We are constantly the recipients of advice that suggests we leave, to be safe and get out as soon as we can. Which is great. I appreciate the concern. And granted, we probably appear to be lost tourists unaware of where we’ve landed. But if there were no danger here, we wouldn’t have come. Relocation as a spiritual calling would be unnecessary.

Besides we see danger in the rural Midwest. We see violence in the Bible Belt. We see destruction in individualism and lives that are compartmentalized.

So what is so crazy about living in community and going to where it is both most needed and already so abundant?

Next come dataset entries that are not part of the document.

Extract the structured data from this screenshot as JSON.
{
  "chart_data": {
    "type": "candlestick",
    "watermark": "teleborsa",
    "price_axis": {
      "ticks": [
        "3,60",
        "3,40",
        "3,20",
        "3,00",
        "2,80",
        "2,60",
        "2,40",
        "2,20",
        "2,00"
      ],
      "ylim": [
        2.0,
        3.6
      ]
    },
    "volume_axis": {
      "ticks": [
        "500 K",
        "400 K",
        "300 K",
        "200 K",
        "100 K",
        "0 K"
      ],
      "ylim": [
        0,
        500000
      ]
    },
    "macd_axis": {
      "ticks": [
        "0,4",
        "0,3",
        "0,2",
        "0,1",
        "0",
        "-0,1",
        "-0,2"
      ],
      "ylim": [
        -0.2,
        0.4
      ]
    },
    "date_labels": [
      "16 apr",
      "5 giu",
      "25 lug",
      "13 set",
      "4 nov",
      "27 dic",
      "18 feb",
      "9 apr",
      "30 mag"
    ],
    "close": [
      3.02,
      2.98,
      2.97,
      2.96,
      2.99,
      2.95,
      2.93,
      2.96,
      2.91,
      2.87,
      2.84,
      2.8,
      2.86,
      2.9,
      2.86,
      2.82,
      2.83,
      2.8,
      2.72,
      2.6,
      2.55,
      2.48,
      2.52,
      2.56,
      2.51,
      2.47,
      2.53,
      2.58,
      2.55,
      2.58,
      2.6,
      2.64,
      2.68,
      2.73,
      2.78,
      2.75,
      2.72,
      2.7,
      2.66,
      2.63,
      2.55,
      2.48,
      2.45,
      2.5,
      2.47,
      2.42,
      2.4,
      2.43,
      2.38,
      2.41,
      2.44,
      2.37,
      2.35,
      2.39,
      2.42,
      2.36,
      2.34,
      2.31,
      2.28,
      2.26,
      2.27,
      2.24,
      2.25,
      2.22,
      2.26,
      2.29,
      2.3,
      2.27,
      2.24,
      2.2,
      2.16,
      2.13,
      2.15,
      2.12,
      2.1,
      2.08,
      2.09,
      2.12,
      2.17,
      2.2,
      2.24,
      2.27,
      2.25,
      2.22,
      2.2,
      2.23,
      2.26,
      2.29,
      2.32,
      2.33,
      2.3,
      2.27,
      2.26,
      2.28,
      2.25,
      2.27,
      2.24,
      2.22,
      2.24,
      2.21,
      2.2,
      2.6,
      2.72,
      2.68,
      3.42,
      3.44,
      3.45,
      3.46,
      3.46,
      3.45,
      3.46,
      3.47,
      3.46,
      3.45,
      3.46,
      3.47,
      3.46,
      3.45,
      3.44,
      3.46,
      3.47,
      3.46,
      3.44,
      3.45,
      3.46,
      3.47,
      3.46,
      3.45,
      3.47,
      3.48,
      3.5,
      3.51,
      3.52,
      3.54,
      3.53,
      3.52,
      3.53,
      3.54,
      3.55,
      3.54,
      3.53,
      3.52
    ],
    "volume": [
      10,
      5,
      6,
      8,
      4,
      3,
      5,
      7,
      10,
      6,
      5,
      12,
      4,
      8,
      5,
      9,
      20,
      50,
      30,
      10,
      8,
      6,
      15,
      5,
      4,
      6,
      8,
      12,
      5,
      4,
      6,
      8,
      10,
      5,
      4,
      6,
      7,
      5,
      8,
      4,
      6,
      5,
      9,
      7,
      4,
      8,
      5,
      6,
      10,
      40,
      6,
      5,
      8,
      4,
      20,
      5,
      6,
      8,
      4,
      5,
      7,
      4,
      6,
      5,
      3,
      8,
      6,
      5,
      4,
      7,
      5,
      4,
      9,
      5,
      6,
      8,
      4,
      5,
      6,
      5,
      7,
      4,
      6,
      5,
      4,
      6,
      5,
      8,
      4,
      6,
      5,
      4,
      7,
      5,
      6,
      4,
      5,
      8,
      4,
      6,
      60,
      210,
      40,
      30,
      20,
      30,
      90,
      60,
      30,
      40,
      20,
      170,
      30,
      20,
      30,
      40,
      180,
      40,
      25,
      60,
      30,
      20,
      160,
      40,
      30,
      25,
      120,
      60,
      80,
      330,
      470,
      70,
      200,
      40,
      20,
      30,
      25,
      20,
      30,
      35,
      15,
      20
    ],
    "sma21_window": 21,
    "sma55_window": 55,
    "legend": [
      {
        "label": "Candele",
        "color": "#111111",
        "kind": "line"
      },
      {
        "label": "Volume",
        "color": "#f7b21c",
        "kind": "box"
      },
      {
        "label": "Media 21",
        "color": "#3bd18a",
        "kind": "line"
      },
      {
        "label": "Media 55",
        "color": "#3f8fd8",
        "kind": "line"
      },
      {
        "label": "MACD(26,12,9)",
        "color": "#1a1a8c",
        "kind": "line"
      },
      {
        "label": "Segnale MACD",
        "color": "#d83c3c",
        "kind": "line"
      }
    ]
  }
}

Because when I stood in Lawndale’s sanctuary listening to Celestial Ministries’ drumline fill the space with a sound more enormous than our neighborhood’s constant sirens and rumbling trains, I couldn’t imagine a greater place to be. When I saw a girl get so excited she threw off her drum to start writing a new rhythm, jumping from bass drum to bass drum to get the tones right, I was proud of everything going on around here. When I saw three tiny girls walk into tutoring in matching outfits, matching hair-dos and enormous matching sunglasses, I laughed harder than I’ve laughed in a long time.

Moments like that are why we’re here. To trust in a humanity that is God-created, that may be broken and have its faults, that may have been oppressed and systematically kept in an under-privileged state, but that has poignant moments of beauty in the smallest and greatest ways.

Jesus called us to a lifestyle of beloved community, where our needs are interdependently stated and interdependently met, where our wants become the wants of the entire neighborhood, where gang violence is a higher priority than a new car, where property is a myth and we claim no right to possess a section of Earth, and where love will wear down the oppressor.

We are blessed to be part of a current tradition that is working to recreate, understand and get back to this.

We may look crazy to the world, but that is precisely our rubric; should we appear sane, we will know we’ve lost sight of our goal. Our joy is complete by being here, and we now see the extravagances for what they are: cheap tricks for clouded minds, a sedative for a populace with nothing to live for but shallow laughter and the warped joy of paying off a credit card.

That life is not our aim. We want nothing of the sort in our story. It may take us to the inner-city today, the brothels of Thailand tomorrow. It will surely take us to the hells on Earth, and we may lose more than we can imagine.

But what looks like our destruction may actually be our salvation.